2016-Jan-02

Guayadeque

Let’s face it. Life happens.

I have tried quite a few music organizer/players over the years. I have tried not to be fussy. Each one, for what ever reason, was not able to fulfill my needs.

Then I stumbled on Guayadeque. Winner!

I had traded emails with the maintainer, anonbeat, a few times in the past, but lately he doesn’t seem to be responding. The sourceforge site showed a few bugs reported but not triaged on top of items awaiting moderation for quite some time. Sadly, the last available release download is from February, 2014. The last update to the SVN repository was January, 2015. What was available for download in the Arch Linux repository had a bug where it would crash on stop/pause.

I struggled to find a replacement music player/organizer again that fit my needs…fail.

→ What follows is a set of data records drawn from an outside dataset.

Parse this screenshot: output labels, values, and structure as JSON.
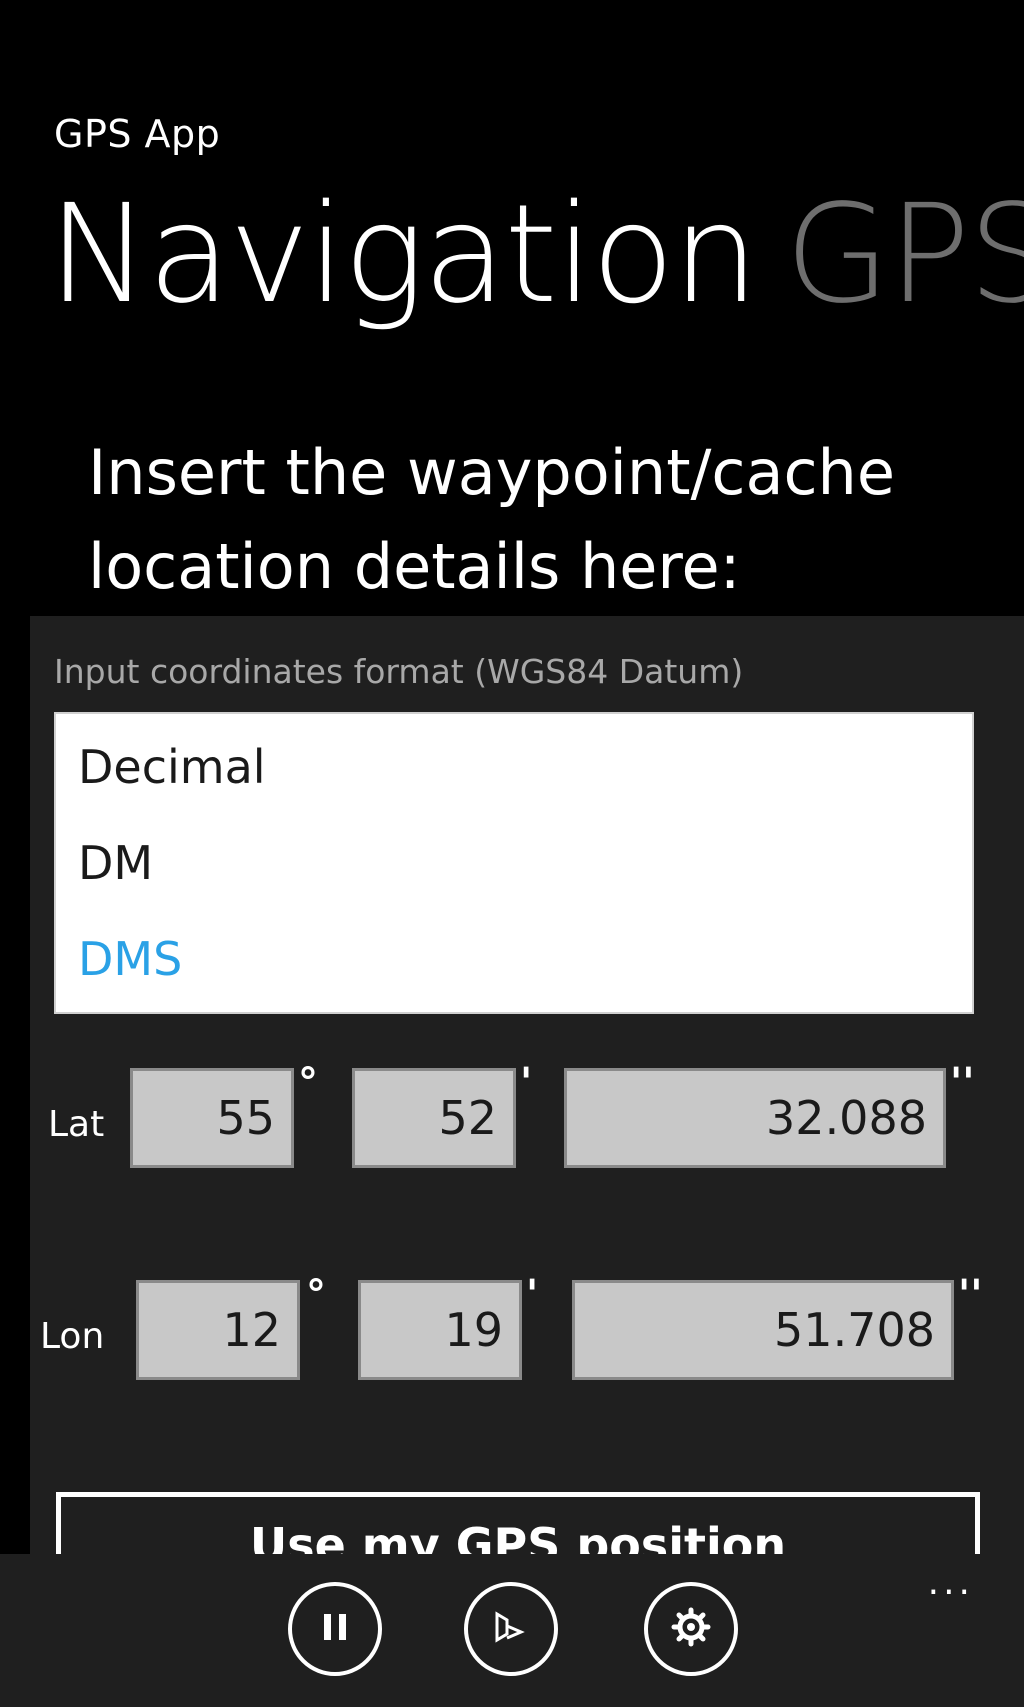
{
  "app": {
    "title": "GPS App"
  },
  "pivot": {
    "active": "Navigation",
    "next": "GPS"
  },
  "instructions": {
    "line1": "Insert the waypoint/cache",
    "line2": "location details here:"
  },
  "format": {
    "label": "Input coordinates format (WGS84 Datum)",
    "options": [
      "Decimal",
      "DM",
      "DMS"
    ],
    "selected": "DMS"
  },
  "latitude": {
    "label": "Lat",
    "degrees": "55",
    "minutes": "52",
    "seconds": "32.088"
  },
  "longitude": {
    "label": "Lon",
    "degrees": "12",
    "minutes": "19",
    "seconds": "51.708"
  },
  "units": {
    "degree": "°",
    "minute": "'",
    "second": "''"
  },
  "actions": {
    "gps_button": "Use my GPS position"
  },
  "app_bar": {
    "ellipsis": "...",
    "icons": [
      "pause-icon",
      "bing-icon",
      "settings-icon"
    ]
  },
  "colors": {
    "accent": "#2aa1e6",
    "background": "#000000",
    "panel": "#1f1f1f",
    "input": "#c8c8c8"
  }
}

Maybe life intervened and anonbeat no longer has the time or resources for the project. Personally, I hope everything is well with him. But I could not let this code die, especially when it did what I wanted and there was not a suitable replacement.

The nice thing about open source is that the code is there to review - including how a distribution installs it. And that’s when a few idea’s about how to fix this problem clicked into place for me. I was able to figure out how to build Guayadeque from what the last maintainer (before I stuck my nose into things) had coded into the PKGBUILD file (Arch package build instructions). There was the secret sauce/command line I needed to get going. And we’re off…

The next stop for me was pulling in the details from Fedora and Debian for their Guayadeque packaging. Fedora had the stop/pause crash fix. Debian had a patch to update wxWidgets code to the wx3 series (latest available and in development).

After a few conversations with an Arch maintainer, I suddenly found myself with an AUR package for Guayadeque with a host of patches. The Arch maintainer for Guayadeque then stepped back from supporting the community package. My AUR package became the only available to install Guayadeque. Hmmm. So, if I want this code to survive, maybe I could do something about it. From the things I have read on user forums, I think I’m not alone in wanting to see this project to survive.

There is an old aphorism about everyone expecting someone to do the work and nobody did. After digging through the source a bit, I can see that this code just needs a little attention and care. Nothing outrageous. However, I am hesitant of forking a project just because.

With that in mind - enter musicqueue. I will respect the original work from anonbeat. I hope he’s okay…

I already have a laundry list of TODO’s - the code must go on.

UPDATE:(2016Jun03) Guayadeque has moved to github. See musicqueue termination for more information.